If you're browsing articles on this site, two things are probably true.  First, you're probably in Chicago, or associated with Chicago in some way.  Second, you're probably interested in start-ups. Seem like fair assumptions?
 
If you have any thoughts of thriving, or even surviving in either of those worlds, you're going to need this one key trait above all others: resilience. 
 
First, as it relates to Chicago. This winter is killing us. We've had our 35th day of measurable snowfall.  Four 'snow days' that closed schools. The temperature has dropped below zero 16 times. When is the last time you've seen the sun? How many times have you dug your car out? Shoveled your walkway? How many shovels have you broken? Have you replaced your car battery? Fixed a frozen pipe? Slipped on ice? Been the victim of 'switching problems' on the CTA?
 
And yet each morning, through it all, we wake up, bundle up, and go to work.  And it is hard. It takes resilience.
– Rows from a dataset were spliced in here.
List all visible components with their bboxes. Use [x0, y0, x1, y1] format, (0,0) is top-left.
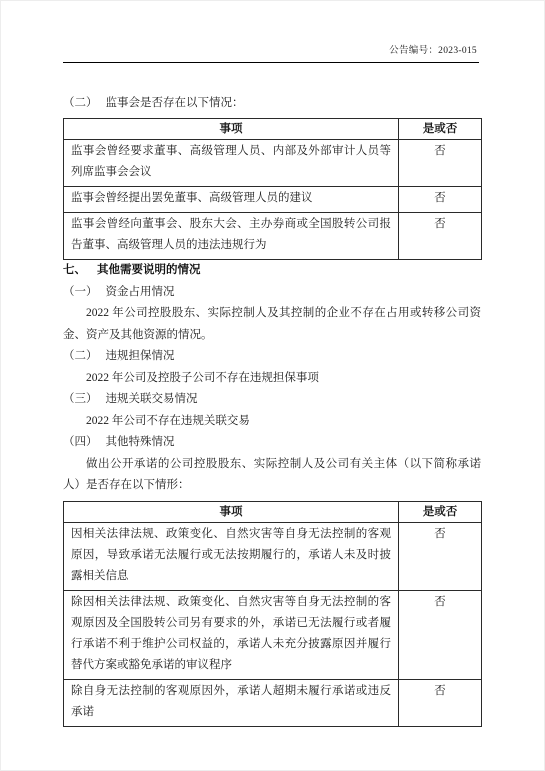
item-cell: 除自身无法控制的客观原因外，承诺人超期未履行承诺或违反承诺	[64, 679, 399, 726]
paragraph-fund-occupation: 2022 年公司控股股东、实际控制人及其控制的企业不存在占用或转移公司资金、资产…	[63, 303, 481, 346]
supervisory-section-heading-text: 监事会是否存在以下情况：	[106, 97, 244, 109]
column-header-item: 事项	[64, 119, 399, 140]
commitment-table: 事项 是或否 因相关法律法规、政策变化、自然灾害等自身无法控制的客观原因，导致承…	[63, 501, 482, 727]
answer-cell: 否	[399, 679, 482, 726]
subsection-label: （三）	[63, 393, 98, 405]
subsection-title: 其他特殊情况	[106, 436, 175, 448]
table-row: 除自身无法控制的客观原因外，承诺人超期未履行承诺或违反承诺 否	[64, 679, 482, 726]
subsection-heading-fund-occupation: （一）资金占用情况	[63, 282, 481, 304]
answer-cell: 否	[399, 140, 482, 187]
section-seven: 七、其他需要说明的情况 （一）资金占用情况 2022 年公司控股股东、实际控制人…	[63, 260, 481, 727]
answer-cell: 否	[399, 590, 482, 679]
paragraph-guarantee-violation: 2022 年公司及控股子公司不存在违规担保事项	[63, 368, 481, 390]
subsection-title: 违规关联交易情况	[106, 393, 198, 405]
item-cell: 监事会曾经要求董事、高级管理人员、内部及外部审计人员等列席监事会会议	[64, 140, 399, 187]
supervisory-section-heading: （二）监事会是否存在以下情况：	[63, 95, 481, 111]
item-cell: 因相关法律法规、政策变化、自然灾害等自身无法控制的客观原因，导致承诺无法履行或无…	[64, 522, 399, 590]
item-cell: 除因相关法律法规、政策变化、自然灾害等自身无法控制的客观原因及全国股转公司另有要…	[64, 590, 399, 679]
column-header-yes-or-no: 是或否	[399, 119, 482, 140]
subsection-label: （二）	[63, 350, 98, 362]
paragraph-other-special: 做出公开承诺的公司控股股东、实际控制人及公司有关主体（以下简称承诺人）是否存在以…	[63, 454, 481, 497]
document-page: 公告编号：2023-015 （二）监事会是否存在以下情况： 事项 是或否 监事会…	[0, 0, 545, 771]
document-content: （二）监事会是否存在以下情况： 事项 是或否 监事会曾经要求董事、高级管理人员、…	[63, 95, 481, 727]
column-header-item: 事项	[64, 501, 399, 522]
paragraph-related-transactions: 2022 年公司不存在违规关联交易	[63, 411, 481, 433]
table-header-row: 事项 是或否	[64, 501, 482, 522]
subsection-heading-other-special: （四）其他特殊情况	[63, 432, 481, 454]
subsection-heading-guarantee-violation: （二）违规担保情况	[63, 346, 481, 368]
item-cell: 监事会曾经提出罢免董事、高级管理人员的建议	[64, 187, 399, 213]
commitment-table-wrap: 事项 是或否 因相关法律法规、政策变化、自然灾害等自身无法控制的客观原因，导致承…	[63, 501, 481, 727]
answer-cell: 否	[399, 522, 482, 590]
supervisory-board-table: 事项 是或否 监事会曾经要求董事、高级管理人员、内部及外部审计人员等列席监事会会…	[63, 118, 482, 260]
subsection-label: （一）	[63, 286, 98, 298]
answer-cell: 否	[399, 187, 482, 213]
table-row: 监事会曾经向董事会、股东大会、主办券商或全国股转公司报告董事、高级管理人员的违法…	[64, 213, 482, 260]
section-seven-heading: 七、其他需要说明的情况	[63, 260, 481, 282]
table-row: 监事会曾经要求董事、高级管理人员、内部及外部审计人员等列席监事会会议 否	[64, 140, 482, 187]
table-row: 除因相关法律法规、政策变化、自然灾害等自身无法控制的客观原因及全国股转公司另有要…	[64, 590, 482, 679]
announcement-number: 公告编号：2023-015	[1, 1, 544, 56]
subsection-title: 违规担保情况	[106, 350, 175, 362]
subsection-label: （四）	[63, 436, 98, 448]
column-header-yes-or-no: 是或否	[399, 501, 482, 522]
item-cell: 监事会曾经向董事会、股东大会、主办券商或全国股转公司报告董事、高级管理人员的违法…	[64, 213, 399, 260]
subsection-title: 资金占用情况	[106, 286, 175, 298]
table-row: 监事会曾经提出罢免董事、高级管理人员的建议 否	[64, 187, 482, 213]
section-seven-number: 七、	[63, 264, 86, 276]
table-row: 因相关法律法规、政策变化、自然灾害等自身无法控制的客观原因，导致承诺无法履行或无…	[64, 522, 482, 590]
subsection-heading-related-transactions: （三）违规关联交易情况	[63, 389, 481, 411]
table-header-row: 事项 是或否	[64, 119, 482, 140]
section-seven-title: 其他需要说明的情况	[97, 264, 201, 276]
answer-cell: 否	[399, 213, 482, 260]
supervisory-section-label: （二）	[63, 97, 98, 109]
header-rule	[63, 62, 479, 63]
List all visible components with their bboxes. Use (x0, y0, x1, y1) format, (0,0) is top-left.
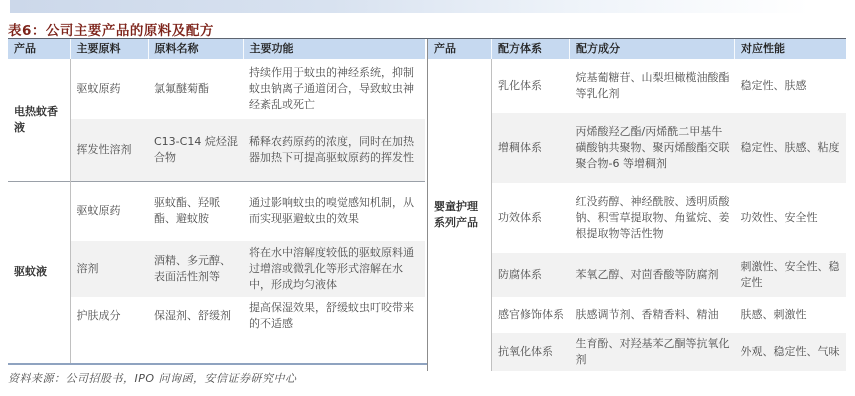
column-header: 原料名称 (148, 39, 243, 59)
ingredients-cell: 生育酚、对羟基苯乙酮等抗氧化剂 (570, 333, 735, 371)
performance-cell: 刺激性、安全性、稳定性 (735, 253, 846, 297)
system-cell: 抗氧化体系 (492, 333, 570, 371)
table-row: 电热蚊香液驱蚊原药氯氟醚菊酯持续作用于蚊虫的神经系统，抑制蚊虫钠离子通道闭合，导… (8, 59, 425, 119)
performance-cell: 外观、稳定性、气味 (735, 333, 846, 371)
report-figure: 表6：公司主要产品的原料及配方 产品主要原料原料名称主要功能电热蚊香液驱蚊原药氯… (0, 0, 855, 396)
table-row: 溶剂酒精、多元醇、表面活性剂等将在水中溶解度较低的驱蚊原料通过增溶或微乳化等形式… (8, 241, 425, 297)
column-header: 产品 (428, 39, 492, 59)
material-cell: 驱蚊原药 (70, 181, 148, 241)
table-row: 驱蚊液驱蚊原药驱蚊酯、羟哌酯、避蚊胺通过影响蚊虫的嗅觉感知机制，从而实现驱避蚊虫… (8, 181, 425, 241)
function-cell: 持续作用于蚊虫的神经系统，抑制蚊虫钠离子通道闭合，导致蚊虫神经紊乱或死亡 (243, 59, 425, 119)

You get through one day, then another, another, and before you know it, the 'gloomy and cold' forecast has turned to 'sunny and cold', and things are looking up.  Pitchers and catchers report to camp, the tulips begin to shoot up, and you remember why you live in this great city.
 
The other pre-req to reading this is that you're interested in start-ups.  Maybe you'd like to be part of one, maybe you are part of one. And this is true, even though you know your odds - that most will fail.
 
You're choosing the start-up lifestyle even though you're having a harder time than you imagined making sales.  Even though you're running out of funding. Even though you're having trouble finding funding.  
 
The odds are stacked against you, but the vision of success, the feeling of being a part of something meaningful, the joy of doing something you love - these are the reasons you fight the odds every day.
 
And what happens if you're in that 75% of start-ups that fail, and you have to close your doors? You get up, lick your wounds, and get back out there.  Just like we do in Chicago winters.  Maybe you tweak your idea, or maybe you have a new idea. You go back out there armed with a new set of experiences, a new set of lessons, and you try again - this time all the wiser.  You are resilient, because you have to be.
 
For inspiration you remind yourself of those that came before you.  You remember that Airbnb had a collection of maxed-out credit cards before they made it. You remind yourself that Evernote was days away from having to close its doors before turning things around. 
 
And you remember what Thomas Edison said: "I am not discouraged, because every wrong attempt discarded is another step forward."
 
So you get up, bundle up, and get back to work.